US executes first inmate in seven months

A Georgia man has become the first inmate put to death since the US Supreme Court upheld the constitutionality of executions by lethal injection.

A Georgia man has become the first inmate put to death since the US Supreme Court upheld the constitutionality of executions by lethal injection.

Convicted killer William Earl Lynd was pronounced dead at 7:51pm local time, a state prisons official said.

The 53-year-old Lynd was convicted of kidnapping and shooting to death his 26-year-old girlfriend two days before Christmas in 1988.

The roughly three dozen US states that use lethal injection held off on carrying out any executions for more than seven months while the US Supreme Court reviewed the constitutionality of the three-drug cocktail that is used.

It was the longest pause in US executions in a quarter of a century.

The Supreme Court last month upheld the legality of lethal injections, and Georgia was the first state to carry one out.
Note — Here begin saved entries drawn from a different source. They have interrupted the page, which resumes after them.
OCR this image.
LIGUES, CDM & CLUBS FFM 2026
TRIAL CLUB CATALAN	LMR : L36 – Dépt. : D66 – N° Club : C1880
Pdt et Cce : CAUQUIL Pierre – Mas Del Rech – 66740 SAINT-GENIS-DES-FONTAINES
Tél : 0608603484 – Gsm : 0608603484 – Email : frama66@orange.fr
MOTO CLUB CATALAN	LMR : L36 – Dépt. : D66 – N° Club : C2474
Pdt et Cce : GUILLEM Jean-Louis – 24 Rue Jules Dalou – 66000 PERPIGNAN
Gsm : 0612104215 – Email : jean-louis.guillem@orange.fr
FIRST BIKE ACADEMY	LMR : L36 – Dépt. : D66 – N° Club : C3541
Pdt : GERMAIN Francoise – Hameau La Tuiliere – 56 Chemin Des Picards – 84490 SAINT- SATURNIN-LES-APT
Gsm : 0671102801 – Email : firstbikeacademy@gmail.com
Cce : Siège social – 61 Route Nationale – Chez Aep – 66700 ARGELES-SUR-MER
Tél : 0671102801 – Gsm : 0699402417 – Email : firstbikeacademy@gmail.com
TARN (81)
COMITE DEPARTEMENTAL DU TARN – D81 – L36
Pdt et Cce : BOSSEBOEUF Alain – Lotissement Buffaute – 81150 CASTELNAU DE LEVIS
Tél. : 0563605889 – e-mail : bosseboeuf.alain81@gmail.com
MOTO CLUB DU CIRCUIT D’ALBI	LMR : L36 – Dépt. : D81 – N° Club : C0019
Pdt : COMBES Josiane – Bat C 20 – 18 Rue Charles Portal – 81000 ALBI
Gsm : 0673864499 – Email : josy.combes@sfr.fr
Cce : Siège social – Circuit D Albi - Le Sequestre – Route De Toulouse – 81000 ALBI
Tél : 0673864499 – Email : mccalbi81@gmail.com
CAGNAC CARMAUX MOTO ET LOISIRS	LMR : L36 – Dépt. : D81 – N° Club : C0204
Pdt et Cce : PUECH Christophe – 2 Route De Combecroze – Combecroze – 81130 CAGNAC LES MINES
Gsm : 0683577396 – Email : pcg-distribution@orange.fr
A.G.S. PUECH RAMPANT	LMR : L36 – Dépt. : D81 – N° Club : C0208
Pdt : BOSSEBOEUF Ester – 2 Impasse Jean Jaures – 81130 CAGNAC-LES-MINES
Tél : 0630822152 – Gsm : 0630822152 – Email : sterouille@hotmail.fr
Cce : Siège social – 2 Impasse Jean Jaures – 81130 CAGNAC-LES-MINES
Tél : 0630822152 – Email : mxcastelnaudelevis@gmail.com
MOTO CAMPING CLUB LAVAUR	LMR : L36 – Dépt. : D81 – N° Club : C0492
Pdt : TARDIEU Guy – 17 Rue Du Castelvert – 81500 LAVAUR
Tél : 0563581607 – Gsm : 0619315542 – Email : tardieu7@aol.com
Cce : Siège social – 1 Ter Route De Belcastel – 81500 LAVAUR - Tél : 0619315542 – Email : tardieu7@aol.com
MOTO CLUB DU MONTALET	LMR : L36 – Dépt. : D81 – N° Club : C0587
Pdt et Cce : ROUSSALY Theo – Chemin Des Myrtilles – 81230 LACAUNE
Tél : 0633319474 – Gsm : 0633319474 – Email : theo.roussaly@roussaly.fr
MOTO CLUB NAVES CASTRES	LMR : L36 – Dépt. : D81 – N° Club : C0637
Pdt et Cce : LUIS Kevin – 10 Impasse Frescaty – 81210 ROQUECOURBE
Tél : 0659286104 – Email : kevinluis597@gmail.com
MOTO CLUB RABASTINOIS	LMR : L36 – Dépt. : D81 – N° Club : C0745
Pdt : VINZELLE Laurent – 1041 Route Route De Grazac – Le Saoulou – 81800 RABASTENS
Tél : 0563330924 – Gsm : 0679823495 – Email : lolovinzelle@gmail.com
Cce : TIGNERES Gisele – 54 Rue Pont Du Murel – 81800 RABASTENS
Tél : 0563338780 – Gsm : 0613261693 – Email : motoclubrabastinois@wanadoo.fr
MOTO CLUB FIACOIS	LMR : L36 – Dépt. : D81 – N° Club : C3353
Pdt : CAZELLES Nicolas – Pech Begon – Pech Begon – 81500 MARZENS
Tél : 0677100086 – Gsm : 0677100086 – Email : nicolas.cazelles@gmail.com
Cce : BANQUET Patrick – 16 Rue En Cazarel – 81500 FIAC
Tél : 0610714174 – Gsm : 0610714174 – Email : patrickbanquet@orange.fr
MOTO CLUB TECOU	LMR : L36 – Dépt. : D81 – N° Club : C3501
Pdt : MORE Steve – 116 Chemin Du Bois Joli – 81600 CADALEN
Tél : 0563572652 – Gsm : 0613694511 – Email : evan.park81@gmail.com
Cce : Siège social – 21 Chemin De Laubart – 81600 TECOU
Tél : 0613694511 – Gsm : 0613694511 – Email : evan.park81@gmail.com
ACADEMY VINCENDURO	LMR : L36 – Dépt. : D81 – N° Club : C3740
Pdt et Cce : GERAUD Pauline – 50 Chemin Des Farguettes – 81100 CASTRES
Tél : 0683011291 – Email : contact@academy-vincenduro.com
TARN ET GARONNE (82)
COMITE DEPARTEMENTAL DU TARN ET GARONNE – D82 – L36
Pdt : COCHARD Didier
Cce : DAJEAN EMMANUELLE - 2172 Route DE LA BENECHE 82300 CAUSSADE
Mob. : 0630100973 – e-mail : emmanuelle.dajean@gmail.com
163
Lynd, 53, was sentenced to die for kidnapping and shooting his live-in girlfriend, Ginger Moore, three times in the face and head two decades ago.

After he buried Moore’s body in a shallow grave near a south Georgia farm, authorities said Lynd fled to Ohio, where he shot and killed another woman who had stopped along the side of the road to help him.

Lynd has never denied killing Moore, 26, two days before Christmas in 1988.

But his lawyers had sought a last minute reprieve from the courts, arguing that new forensic medical evidence showed he could not have kidnapped her because she was already dead when he stuffed her in the trunk of her car.

Prosecutors alleged that Moore was still alive when Lynd placed her in the trunk – despite two gunshot wounds to the head.

They said Lynd confessed to authorities that he fired the final, lethal shot when he heard her “thumping around” in the trunk.

The kidnapping had been an essential “aggravating” circumstance that made Lynd eligible for the death penalty.

Lawyers say Lynd and Moore had a volatile relationship and were in a heated argument over a trip to Florida when he shot her.

His attorney, Tom Dunn, argued that the shooting was not premeditated but, rather, took place during an argument and after taking Valium, marijuana and alcohol.

In the days leading up to Lynd’s execution, Mr Dunn asked several courts, including the US Supreme Court, to block it but was turned down each time.

Death penalty opponents staged vigils around the state to protest the first of an expected wave of executions around the country.

Texas conducted the nation’s previous execution, putting Michael Richard to death on September 25, 2007, the same day the Supreme Court agreed to consider a Kentucky case brought by two prisoners who claimed the lethal injection method violated the constitutional ban on cruel and unusual punishment.